Hegel toma esta ideia da última parte do discurso de Parmênides no Parmênides de Platão e associa esta ideia à condição dos viventes da Natureza, segundo a qual cada Ser da Natureza morrendo torna-se o nada. Para confirmar esta sua afirmação usa também a ideia budista da anulação como o fim da existência.
Hegel escreve:
a) Ser
'86. O puro ser forma o começo, porque ele é, então, puro
pensamento, como se, juntos, o elemento imediato simples e indeterminado; o
primeiro início não pode ser nada de imediato e mais
particularmente determinado.
Todas as dúvidas e objeções, que podem ser feitas contra o
iniciar do conhecimento do ser abstrato e vazio, são eliminadas
mediante a simples consciência daquilo que importa à natureza do
começo. O ser pode ser determinado como eu = eu, como a absoluta
indiferença ou identidade, etc. ? Na necessidade de começar, ou
de alguma coisa totalmente certa, isto é, pela certeza de si mesmo, ou
seja, de uma definição ou intuição da verdade absoluta,
estas e outras formas similares podem ser consideradas como se deviam ser
as primeiras. Mas, uma vez que no interior de cada uma destas formas
já se encontra a mediação, elas não são
verdadeiramente as primeiras: a mediação implica que partiu-se de
um primeiro rumo a um segundo e retornar a si pelas diferenças.
Quando, verdadeiramente, se toma apenas o primeiro, o eu = eu, ou
também a intuição intelectual, neste imediatismo não
há outro senão o ser; como, reciprocamente, o puro ser. enquanto
não é mais este ser abstrato, mas aquele que contém em si a
mediação, é puro pensamento ou intuição Se o ser
vem enunciado como predicado do absoluto obtém-se a primeira
definição disto: o absoluto é o ser. E é, no
pensamento, a definição rudimentar, a mais abstrata e a mais
pobre. É a definição dos "Eleati" (?) e juntamente com
aquele ditado conhecido de que Deus é o complexo de todas as
realidades. Vale dizer que, deve se abstrair desta limitação, que
está em cada realidade, de modo que Deus seja somente o real em cada
realidade, o realíssimo. E, uma vez que a realidade já
contém uma reflexão, o supramencionado pensamento é mais
imediatamente expresso naquilo que Jacobi diz do Deus de Spinoza: que seja
o princípio do ser em cada existência.
87. Neste momento, este puro ser é a pura abstração, e,
consequentemente, é o absolutamente negativo, o qual, tomado inclusive
imediatamente, é o ninguém.
1) Disto segue que a segunda definição do absoluto: que este o
ninguém. Da qual a definição, para o outro, já
está contida na afirmação: que a coisa em si mesma é o
indeterminado, é isto que está de fato isento de forma e,
portanto, de conteúdo; ou também quando se diz que, Deus é a
suma essência e nada mais, porque como tal ele é definido
precisamente como tal negatividade: e a referida abstração é
o ninguém, que os Budistas fazem-no de princípio, como
também último escopo e meio de tudo.'
Hegel, Enciclopédia das ciências filosóficas, Laterza, 1989, p. 101 - 102
É a necessidade de Hegel de reafirmar a criação de Deus. Todo o cristianismo está regido sobre "vontade do início", sobre a palavra, o verbo que cria o mundo. Uma palavra, um verbo, um pronunciado de Deus que, segundo o cristianismo, sempre existiu. O sempre do Deus dos cristãos não é somente uma extensão temporal, mas é o absoluto, o Uno, do qual emana do nada a criação. A criação do nada é o início. Se há uma ideia de criação como transformação de qualquer coisa que a precedeu, mesmo se comumente chamam-no criação, não é uma criação mas uma transformação de condições precedentes (É panteísmo, diz Hegel)

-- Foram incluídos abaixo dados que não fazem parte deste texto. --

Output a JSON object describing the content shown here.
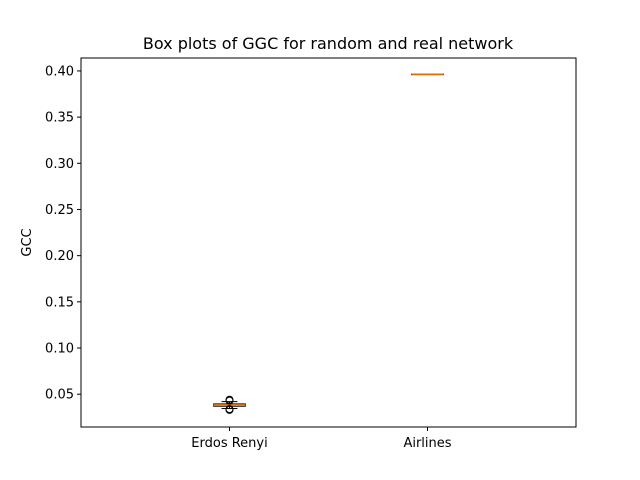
{
  "chart_data": {
    "type": "box",
    "title": "Box plots of GGC for random and real network",
    "xlabel": "",
    "ylabel": "GCC",
    "ylim": [
      0.0145,
      0.414
    ],
    "yticks": [
      0.05,
      0.1,
      0.15,
      0.2,
      0.25,
      0.3,
      0.35,
      0.4
    ],
    "ytick_labels": [
      "0.05",
      "0.10",
      "0.15",
      "0.20",
      "0.25",
      "0.30",
      "0.35",
      "0.40"
    ],
    "categories": [
      "Erdos Renyi",
      "Airlines"
    ],
    "grid": false,
    "boxes": [
      {
        "label": "Erdos Renyi",
        "whislo": 0.0345,
        "q1": 0.037,
        "median": 0.0383,
        "q3": 0.0395,
        "whishi": 0.042,
        "fliers": [
          0.033,
          0.0338,
          0.043,
          0.044
        ]
      },
      {
        "label": "Airlines",
        "whislo": 0.3965,
        "q1": 0.3965,
        "median": 0.3965,
        "q3": 0.3965,
        "whishi": 0.3965,
        "fliers": []
      }
    ],
    "colors": {
      "box": "#000000",
      "median": "#ff7f0e",
      "flier": "#000000"
    }
  }
}
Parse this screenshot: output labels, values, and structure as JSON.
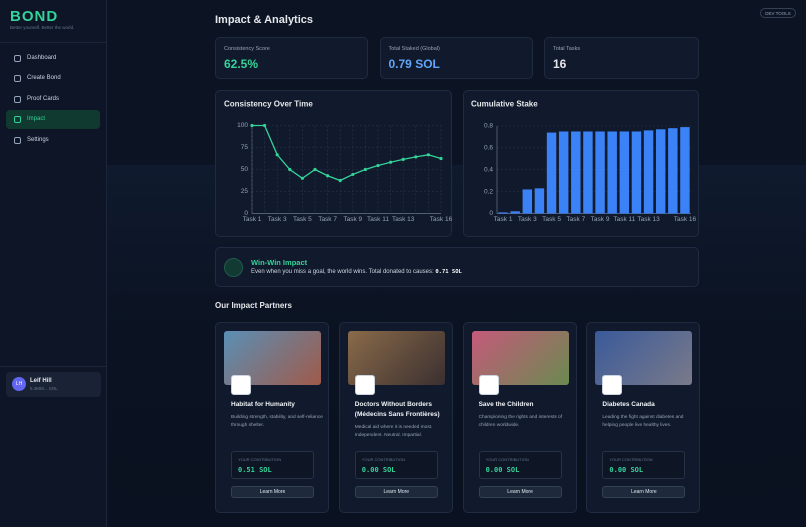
{
  "sidebar": {
    "logo": "BOND",
    "tagline": "Better yourself. Better the world.",
    "nav": [
      "Dashboard",
      "Create Bond",
      "Proof Cards",
      "Impact",
      "Settings"
    ],
    "active": 3,
    "user": {
      "initials": "LH",
      "name": "Leif Hill",
      "wallet": "5.3MM... SOL"
    }
  },
  "dev_tools": "DEV TOOLS",
  "page_title": "Impact & Analytics",
  "stats": [
    {
      "label": "Consistency Score",
      "value": "62.5%",
      "color": "#34d399"
    },
    {
      "label": "Total Staked (Global)",
      "value": "0.79 SOL",
      "color": "#60a5fa"
    },
    {
      "label": "Total Tasks",
      "value": "16",
      "color": "#e5e7eb"
    }
  ],
  "chart_data": [
    {
      "type": "line",
      "title": "Consistency Over Time",
      "categories": [
        "Task 1",
        null,
        "Task 3",
        null,
        "Task 5",
        null,
        "Task 7",
        null,
        "Task 9",
        null,
        "Task 11",
        null,
        "Task 13",
        null,
        null,
        "Task 16"
      ],
      "values": [
        100,
        100,
        66.7,
        50,
        40,
        50,
        42.9,
        37.5,
        44.4,
        50,
        54.5,
        58.3,
        61.5,
        64.3,
        66.7,
        62.5
      ],
      "color": "#34d399",
      "ylim": [
        0,
        100
      ],
      "yticks": [
        0,
        25,
        50,
        75,
        100
      ],
      "grid": true
    },
    {
      "type": "bar",
      "title": "Cumulative Stake",
      "categories": [
        "Task 1",
        null,
        "Task 3",
        null,
        "Task 5",
        null,
        "Task 7",
        null,
        "Task 9",
        null,
        "Task 11",
        null,
        "Task 13",
        null,
        null,
        "Task 16"
      ],
      "values": [
        0.01,
        0.02,
        0.22,
        0.23,
        0.74,
        0.75,
        0.75,
        0.75,
        0.75,
        0.75,
        0.75,
        0.75,
        0.76,
        0.77,
        0.78,
        0.79
      ],
      "color": "#3b82f6",
      "ylim": [
        0,
        0.8
      ],
      "yticks": [
        0,
        0.2,
        0.4,
        0.6,
        0.8
      ],
      "grid": true
    }
  ],
  "impact": {
    "title": "Win-Win Impact",
    "text": "Even when you miss a goal, the world wins. Total donated to causes:",
    "amount": "0.71 SOL"
  },
  "partners_title": "Our Impact Partners",
  "partners": [
    {
      "name": "Habitat for Humanity",
      "description": "Building strength, stability, and self-reliance through shelter.",
      "contribution_label": "YOUR CONTRIBUTION",
      "contribution": "0.51 SOL",
      "link": "Learn More"
    },
    {
      "name": "Doctors Without Borders (Médecins Sans Frontières)",
      "description": "Medical aid where it is needed most. Independent. Neutral. Impartial.",
      "contribution_label": "YOUR CONTRIBUTION",
      "contribution": "0.00 SOL",
      "link": "Learn More"
    },
    {
      "name": "Save the Children",
      "description": "Championing the rights and interests of children worldwide.",
      "contribution_label": "YOUR CONTRIBUTION",
      "contribution": "0.00 SOL",
      "link": "Learn More"
    },
    {
      "name": "Diabetes Canada",
      "description": "Leading the fight against diabetes and helping people live healthy lives.",
      "contribution_label": "YOUR CONTRIBUTION",
      "contribution": "0.00 SOL",
      "link": "Learn More"
    }
  ]
}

Tecnicamente as criações do Antigo Egito não são criações, mas transformações de um presente que era percebido como "caos" da razão. Do Caos é gerada uma ordem de um vir a ser, e essa ordem pode ser definida como criação de uma realidade percebida, mas não pertence ao delírio cristão que, por criação, compreende somente o que brota do nada por obra do seu Deus.
O Deus dos cristãos é entendido como o "puro ser" ou "puro pensamento" ou "pura intuição". Como Hegel pode imaginar um "ser criador" e defini-lo "puro ser", "puro pensamento" ou "pura intuição"? Fazer esta afirmação significa tornar-se, no mínimo, ridículo. Uma afirmação que não suporta argumentações, é pura suposição. De fato, pode-se verificar: onde nasce em Hegel a convicção que existe um "ser criador" e que isto tenha as características que nós imaginamos como "puro ser", "puro pensamento" ou "pura intuição"? Deveria ser, no mínimo, argumentado, uma vez que estas especulações estão privadas de demonstrações, e ele, Hegel, prossegue com um raciocínio lógico como se essas ilações, que ele fez, tivesse algum fundamento racional.
Este desejo de que possa, de algum modo, existir um absoluto, com o qual há possibilidade de identificar-se, invalida inteiramente a filosofia de Hegel, tornando-se pura suposição, especialmente se tomarmos consciência de que o absoluto, entendido por Hegel, nada mais é senão o patrão absoluto, o monarca absoluto, a situação social vivida por Hegel e à qual Hegel quer prestar homenagem com uma atitude de um servilismo esperançoso.
Hegel continua, ao diz respeito ao seu Ser absoluto, afirmando que apanhado imediatamente, o Ser absoluto é ninguém. O Ser absoluto é o nada.
Com esta afirmação, Hegel pega emprestado a última parte do Parmênides de Platão, em que Platão na contradição entre os Outros e o Uno afirma (depois de ter afirmado também outras coisas, e em oposição a esta) que quando há o Todo, o Uno, os Outros não são, e quando são os Outros o Uno, o Todo não é.
Nesta afirmação do Parmênides, Platão acha absurda a presença de outros distintos do Todo. Se é o Todo, o Uno, Deus, nenhuma coisa pode ser distinta dele, mas se há os outros, distintos do hipotético Uno, Todo, está evidente que não se pode falar do Todo, do Uno, porque isto, desde que existisse, seria dividido em cada "Outros" individual.
Disto, o mecanismo para que os outros, nós mesmos, possamos existir como consciências, então é necessário que a consciência do Todo, do Uno, não exista enquanto, a edificação dos outros, implica numa separação do todo que agora, não é mais o todo, mas um conjunto de outros.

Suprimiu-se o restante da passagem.